James grew up in Cheltenham, a town in a corner of rural England where the sheep-speckled hills roll endlessly into the distance, people wear tweed jackets unironically and neighborhoods are defined by which country pub you call your local (his is the Plough). Yes, his house has a thatched roof (and is older than the U.S.); yes, his high school had a Harry Potter–style house system (he was in the Gryffindor equivalent, obviously); and yes, people refer to the area as “The Shire” without even intending the Lord of the Rings reference.

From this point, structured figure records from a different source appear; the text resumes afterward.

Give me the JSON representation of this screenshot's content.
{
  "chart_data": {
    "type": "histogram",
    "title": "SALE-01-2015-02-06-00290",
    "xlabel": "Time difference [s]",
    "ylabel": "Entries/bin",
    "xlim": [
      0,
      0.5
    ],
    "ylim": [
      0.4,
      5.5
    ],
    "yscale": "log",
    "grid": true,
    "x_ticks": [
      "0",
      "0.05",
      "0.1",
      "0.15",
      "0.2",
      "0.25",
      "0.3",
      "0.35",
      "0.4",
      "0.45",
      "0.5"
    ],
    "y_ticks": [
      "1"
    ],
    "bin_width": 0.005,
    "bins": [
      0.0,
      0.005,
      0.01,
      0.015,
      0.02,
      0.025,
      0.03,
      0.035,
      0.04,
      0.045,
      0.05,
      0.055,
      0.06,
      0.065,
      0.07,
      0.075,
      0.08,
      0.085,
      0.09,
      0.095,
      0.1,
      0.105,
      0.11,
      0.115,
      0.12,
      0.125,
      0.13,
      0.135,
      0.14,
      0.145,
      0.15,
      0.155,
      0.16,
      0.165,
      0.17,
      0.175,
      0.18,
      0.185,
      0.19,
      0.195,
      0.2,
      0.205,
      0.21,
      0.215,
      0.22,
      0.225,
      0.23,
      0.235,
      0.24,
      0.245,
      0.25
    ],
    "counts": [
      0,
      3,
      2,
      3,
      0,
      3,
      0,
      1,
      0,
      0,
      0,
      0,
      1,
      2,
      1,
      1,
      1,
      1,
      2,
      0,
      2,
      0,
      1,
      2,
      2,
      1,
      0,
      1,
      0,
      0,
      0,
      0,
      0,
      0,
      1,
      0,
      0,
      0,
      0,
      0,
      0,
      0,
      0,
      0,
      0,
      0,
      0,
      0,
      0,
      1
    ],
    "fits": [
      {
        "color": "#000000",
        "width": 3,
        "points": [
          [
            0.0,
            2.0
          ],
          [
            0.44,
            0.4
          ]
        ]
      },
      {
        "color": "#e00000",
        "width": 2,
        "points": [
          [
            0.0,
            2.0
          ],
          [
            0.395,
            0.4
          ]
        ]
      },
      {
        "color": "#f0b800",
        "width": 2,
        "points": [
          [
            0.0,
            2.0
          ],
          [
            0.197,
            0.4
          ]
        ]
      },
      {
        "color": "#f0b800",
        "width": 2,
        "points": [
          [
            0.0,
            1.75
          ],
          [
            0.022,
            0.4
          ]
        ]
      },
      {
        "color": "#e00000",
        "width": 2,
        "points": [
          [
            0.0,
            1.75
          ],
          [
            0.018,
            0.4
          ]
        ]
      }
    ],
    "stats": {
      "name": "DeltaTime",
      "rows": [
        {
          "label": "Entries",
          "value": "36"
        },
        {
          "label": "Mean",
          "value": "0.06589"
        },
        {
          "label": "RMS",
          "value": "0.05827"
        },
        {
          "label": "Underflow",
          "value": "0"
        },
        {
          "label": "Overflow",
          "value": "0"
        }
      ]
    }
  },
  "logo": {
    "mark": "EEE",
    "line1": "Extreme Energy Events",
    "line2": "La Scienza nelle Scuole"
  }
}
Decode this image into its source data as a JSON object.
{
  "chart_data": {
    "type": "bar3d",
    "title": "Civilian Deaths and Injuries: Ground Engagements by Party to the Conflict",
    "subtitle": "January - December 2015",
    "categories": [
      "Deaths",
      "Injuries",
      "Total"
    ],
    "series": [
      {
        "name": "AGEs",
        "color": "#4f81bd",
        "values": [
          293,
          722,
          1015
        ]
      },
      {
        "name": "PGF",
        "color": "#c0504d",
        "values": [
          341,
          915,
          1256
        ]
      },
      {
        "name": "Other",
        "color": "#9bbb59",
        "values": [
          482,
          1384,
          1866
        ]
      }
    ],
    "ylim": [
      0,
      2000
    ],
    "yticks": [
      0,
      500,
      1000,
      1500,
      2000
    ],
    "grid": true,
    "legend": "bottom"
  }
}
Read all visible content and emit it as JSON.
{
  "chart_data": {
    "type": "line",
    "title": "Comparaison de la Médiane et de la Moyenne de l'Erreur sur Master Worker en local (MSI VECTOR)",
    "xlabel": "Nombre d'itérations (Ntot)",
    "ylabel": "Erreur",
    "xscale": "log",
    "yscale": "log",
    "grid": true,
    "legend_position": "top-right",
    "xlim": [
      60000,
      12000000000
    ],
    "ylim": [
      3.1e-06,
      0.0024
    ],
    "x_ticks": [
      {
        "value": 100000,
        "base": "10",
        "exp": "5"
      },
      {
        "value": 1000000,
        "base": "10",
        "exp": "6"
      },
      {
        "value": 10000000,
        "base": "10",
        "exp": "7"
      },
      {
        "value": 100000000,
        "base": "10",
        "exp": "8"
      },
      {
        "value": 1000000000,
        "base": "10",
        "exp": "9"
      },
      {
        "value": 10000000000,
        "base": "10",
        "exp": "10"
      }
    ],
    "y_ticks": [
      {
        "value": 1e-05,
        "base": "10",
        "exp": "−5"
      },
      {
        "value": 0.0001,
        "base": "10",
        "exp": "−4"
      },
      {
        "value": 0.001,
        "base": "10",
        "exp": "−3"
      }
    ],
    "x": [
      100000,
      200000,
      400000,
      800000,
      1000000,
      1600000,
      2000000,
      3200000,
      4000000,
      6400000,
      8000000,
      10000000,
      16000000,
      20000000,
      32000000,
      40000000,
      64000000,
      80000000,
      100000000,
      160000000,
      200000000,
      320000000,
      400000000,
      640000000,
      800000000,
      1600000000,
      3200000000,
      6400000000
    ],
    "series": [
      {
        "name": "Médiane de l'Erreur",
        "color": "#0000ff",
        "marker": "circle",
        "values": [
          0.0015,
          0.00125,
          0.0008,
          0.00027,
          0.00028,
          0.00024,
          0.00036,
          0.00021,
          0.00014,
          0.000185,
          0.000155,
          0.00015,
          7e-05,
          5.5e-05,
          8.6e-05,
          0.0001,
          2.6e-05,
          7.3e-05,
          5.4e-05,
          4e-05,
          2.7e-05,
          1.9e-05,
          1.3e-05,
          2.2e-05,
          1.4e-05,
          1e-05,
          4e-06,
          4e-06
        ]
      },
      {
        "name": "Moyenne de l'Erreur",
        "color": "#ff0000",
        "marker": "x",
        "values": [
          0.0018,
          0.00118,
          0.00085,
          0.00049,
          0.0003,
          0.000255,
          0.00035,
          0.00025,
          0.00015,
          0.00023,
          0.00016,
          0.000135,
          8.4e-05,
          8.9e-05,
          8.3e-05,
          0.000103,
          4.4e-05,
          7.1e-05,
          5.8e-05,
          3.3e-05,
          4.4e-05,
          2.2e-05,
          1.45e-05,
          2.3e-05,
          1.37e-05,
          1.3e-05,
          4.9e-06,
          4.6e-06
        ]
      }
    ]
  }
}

With four siblings — all older, all girls — James learned early on to jump on any opportunity when it arose, whether that meant taking the first and largest helping at dinner before there was none left, fighting for the front seat in the ride to school or finding the only things he could beat his extraordinarily talented sisters at and running with them (they were, bizarrely, math and squash). He became pretty handy at both but had objectively peaked by the age of about 14. When he somehow landed a scholarship to Harvard University, he jumped on that opportunity too, and before he knew it was thrown into a world of watery beer and cheese-covered everything. A self-proclaimed carbivore, James misses nothing about his homeland so much as plain crackers, the savory goodness of Marmite on toast and acceptance of his addiction to crisps. Oh, and the BBC. If you get him started on Sherlock, he’ll never shut up.
James spent most of his college years arguing about politics, Black Mirror–inspired futurism and whether rugby is a better sport than football — it is — with roommates who grew remarkably tolerant of his accent. He has a love of board games and traveling — he has just Australia and Antarctica to go to complete the continental bingo on his world scratch-map. James started out as an intern and is now pursuing his greatest passion at OZY: thinking and writing about interesting stuff. He focuses on business, energy and world politics.